The Kugr Broadcast is CKHS’ weekly video publication. Videos premiere every Thursday and consist of an array of skits and clips based on current school and real world events. 

Though the content is typically satirical, the broadcast has touched on some serious topics as well. A compilation of students addressing what they see in the school’s culture and what they would like to see change aired a few months ago in collaboration with the attendees of a Student Voice meeting. 

Students in the video shared that they’ve seen students judging others gender transitions, saying slurs, discriminating against disabled students, a disconnect between staff and students, anxiety in the student body, and more. 

Almost all students disclosed that they have witnessed a form of harassment or discrimination in the building, and the majority asserted that they want changes to be made that will allow school to become a safe space for everyone. 

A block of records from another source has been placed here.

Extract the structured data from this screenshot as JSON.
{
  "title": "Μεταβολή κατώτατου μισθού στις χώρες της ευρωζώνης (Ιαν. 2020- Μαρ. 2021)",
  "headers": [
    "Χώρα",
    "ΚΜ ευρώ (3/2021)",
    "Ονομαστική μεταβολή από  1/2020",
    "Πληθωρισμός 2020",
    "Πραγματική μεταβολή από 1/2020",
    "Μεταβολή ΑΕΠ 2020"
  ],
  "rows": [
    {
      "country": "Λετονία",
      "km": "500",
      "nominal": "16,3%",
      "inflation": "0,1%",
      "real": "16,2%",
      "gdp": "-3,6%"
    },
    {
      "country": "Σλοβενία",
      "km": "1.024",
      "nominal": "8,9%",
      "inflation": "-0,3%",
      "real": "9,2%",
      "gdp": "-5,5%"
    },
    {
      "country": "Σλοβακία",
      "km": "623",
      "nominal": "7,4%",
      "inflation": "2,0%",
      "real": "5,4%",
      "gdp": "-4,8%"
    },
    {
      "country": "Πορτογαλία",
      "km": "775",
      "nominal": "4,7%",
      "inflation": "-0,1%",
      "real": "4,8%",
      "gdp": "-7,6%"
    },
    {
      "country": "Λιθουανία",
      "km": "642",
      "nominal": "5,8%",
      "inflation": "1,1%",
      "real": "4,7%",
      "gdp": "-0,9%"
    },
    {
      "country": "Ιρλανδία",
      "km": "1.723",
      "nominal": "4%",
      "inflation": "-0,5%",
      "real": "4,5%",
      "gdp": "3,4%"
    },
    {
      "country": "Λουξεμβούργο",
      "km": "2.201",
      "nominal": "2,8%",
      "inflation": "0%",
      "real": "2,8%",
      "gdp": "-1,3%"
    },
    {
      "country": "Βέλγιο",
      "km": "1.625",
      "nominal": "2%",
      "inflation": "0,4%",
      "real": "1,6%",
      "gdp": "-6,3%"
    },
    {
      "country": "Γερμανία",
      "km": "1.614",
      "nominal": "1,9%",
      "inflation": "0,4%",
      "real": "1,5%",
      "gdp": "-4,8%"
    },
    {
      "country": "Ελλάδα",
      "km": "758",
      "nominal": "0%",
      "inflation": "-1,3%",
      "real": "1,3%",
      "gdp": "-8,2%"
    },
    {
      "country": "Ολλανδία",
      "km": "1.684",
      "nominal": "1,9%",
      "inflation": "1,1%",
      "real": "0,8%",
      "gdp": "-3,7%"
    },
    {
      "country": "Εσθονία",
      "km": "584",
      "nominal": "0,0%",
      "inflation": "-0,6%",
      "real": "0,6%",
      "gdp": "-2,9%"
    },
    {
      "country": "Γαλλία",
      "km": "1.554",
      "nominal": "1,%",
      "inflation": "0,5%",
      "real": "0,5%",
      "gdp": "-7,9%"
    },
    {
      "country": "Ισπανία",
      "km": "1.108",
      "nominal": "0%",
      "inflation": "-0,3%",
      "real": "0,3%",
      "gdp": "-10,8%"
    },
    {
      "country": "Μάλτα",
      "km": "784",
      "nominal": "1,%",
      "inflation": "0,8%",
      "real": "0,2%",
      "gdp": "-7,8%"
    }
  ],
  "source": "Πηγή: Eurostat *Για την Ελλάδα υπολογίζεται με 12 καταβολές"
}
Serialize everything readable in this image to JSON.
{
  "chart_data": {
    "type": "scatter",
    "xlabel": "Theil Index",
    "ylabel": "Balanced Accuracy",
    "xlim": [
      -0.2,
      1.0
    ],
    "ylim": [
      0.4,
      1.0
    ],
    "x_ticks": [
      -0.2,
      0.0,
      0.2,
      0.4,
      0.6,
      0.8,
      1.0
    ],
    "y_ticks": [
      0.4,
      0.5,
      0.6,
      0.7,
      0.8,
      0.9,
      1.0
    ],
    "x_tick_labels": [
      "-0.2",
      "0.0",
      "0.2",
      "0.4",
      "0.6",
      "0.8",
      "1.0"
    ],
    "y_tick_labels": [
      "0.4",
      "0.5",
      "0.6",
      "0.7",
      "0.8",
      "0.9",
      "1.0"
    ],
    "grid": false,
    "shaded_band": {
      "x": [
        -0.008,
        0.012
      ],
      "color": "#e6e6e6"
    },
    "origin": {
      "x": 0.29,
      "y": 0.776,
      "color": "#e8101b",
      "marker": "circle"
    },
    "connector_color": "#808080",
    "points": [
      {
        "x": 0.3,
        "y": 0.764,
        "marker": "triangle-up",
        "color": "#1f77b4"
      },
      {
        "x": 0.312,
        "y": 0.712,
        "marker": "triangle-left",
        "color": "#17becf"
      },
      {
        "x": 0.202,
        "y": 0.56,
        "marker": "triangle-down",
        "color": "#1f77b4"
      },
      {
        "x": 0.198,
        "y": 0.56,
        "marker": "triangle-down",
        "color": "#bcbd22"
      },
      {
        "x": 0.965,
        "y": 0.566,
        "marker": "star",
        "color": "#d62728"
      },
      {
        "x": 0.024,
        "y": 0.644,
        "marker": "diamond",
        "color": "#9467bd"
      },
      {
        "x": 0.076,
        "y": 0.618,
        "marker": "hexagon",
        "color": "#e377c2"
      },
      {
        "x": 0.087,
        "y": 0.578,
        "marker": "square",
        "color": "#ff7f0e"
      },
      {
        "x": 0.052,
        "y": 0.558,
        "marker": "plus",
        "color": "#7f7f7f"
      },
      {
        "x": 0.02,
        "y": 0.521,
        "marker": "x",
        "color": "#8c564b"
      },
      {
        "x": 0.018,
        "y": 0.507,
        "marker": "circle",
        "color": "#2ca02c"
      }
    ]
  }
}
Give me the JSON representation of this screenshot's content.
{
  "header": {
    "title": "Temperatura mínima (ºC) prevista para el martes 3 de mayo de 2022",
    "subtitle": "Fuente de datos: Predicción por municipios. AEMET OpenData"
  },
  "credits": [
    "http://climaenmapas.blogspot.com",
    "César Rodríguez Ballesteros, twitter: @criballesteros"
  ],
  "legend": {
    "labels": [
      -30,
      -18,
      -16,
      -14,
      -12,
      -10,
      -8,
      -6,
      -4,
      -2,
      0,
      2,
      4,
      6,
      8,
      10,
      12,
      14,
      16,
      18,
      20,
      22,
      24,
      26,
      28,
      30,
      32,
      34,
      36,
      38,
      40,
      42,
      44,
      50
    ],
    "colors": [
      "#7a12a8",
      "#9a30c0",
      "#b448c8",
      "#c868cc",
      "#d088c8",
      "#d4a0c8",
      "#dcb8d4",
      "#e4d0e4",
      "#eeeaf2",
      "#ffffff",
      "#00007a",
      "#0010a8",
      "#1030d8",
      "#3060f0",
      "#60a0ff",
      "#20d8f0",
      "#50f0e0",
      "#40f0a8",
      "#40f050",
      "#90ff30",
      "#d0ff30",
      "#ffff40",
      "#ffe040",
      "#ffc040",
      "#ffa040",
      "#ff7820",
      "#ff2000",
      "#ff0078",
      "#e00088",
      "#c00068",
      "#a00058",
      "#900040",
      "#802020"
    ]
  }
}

“Some of my friends have told me they’ve been harassed physically and I just didn’t know how to respond. I think we should have more respect and be more vocal about that kind of stuff. I think it happens more than we think it does, and nobody’s talking about it,” said Katelyn Roth, freshman at CKHS.  

The school has tried to initiate conversations about bullying. Throughout the year, bullying and harassment has been a frequent topic in advisory discussions, bi-weekly classroom meetings, and lately, assemblies. 

There isn’t necessarily a lack of discussion surrounding these issues, yet many students still feel like their input is going unheard. 

“I think there is definitely a lot of stuff that needs to change, especially with the way that the administration handles a lot of the issues that people bring to attention,” said Zephyros Claassen, sophomore at CKHS.

Discussion about change and a lack of follow through can be frustrating, but it is certainly not a deterrent for the students of CKHS. The student body has been persistent and optimistic about what the future of the school could hold. 

“I’m really happy to see how much growth and strength in our student voices that’s happened this year,” said Wallace. 

“I’ve been here since I was a freshman. I remember way back then, even when we were put on lockdown, there had not been as many people who are so ready to be vocal about their needs and wants as I have this year and I think it’s amazing and I think we’re going in a really good direction with this.”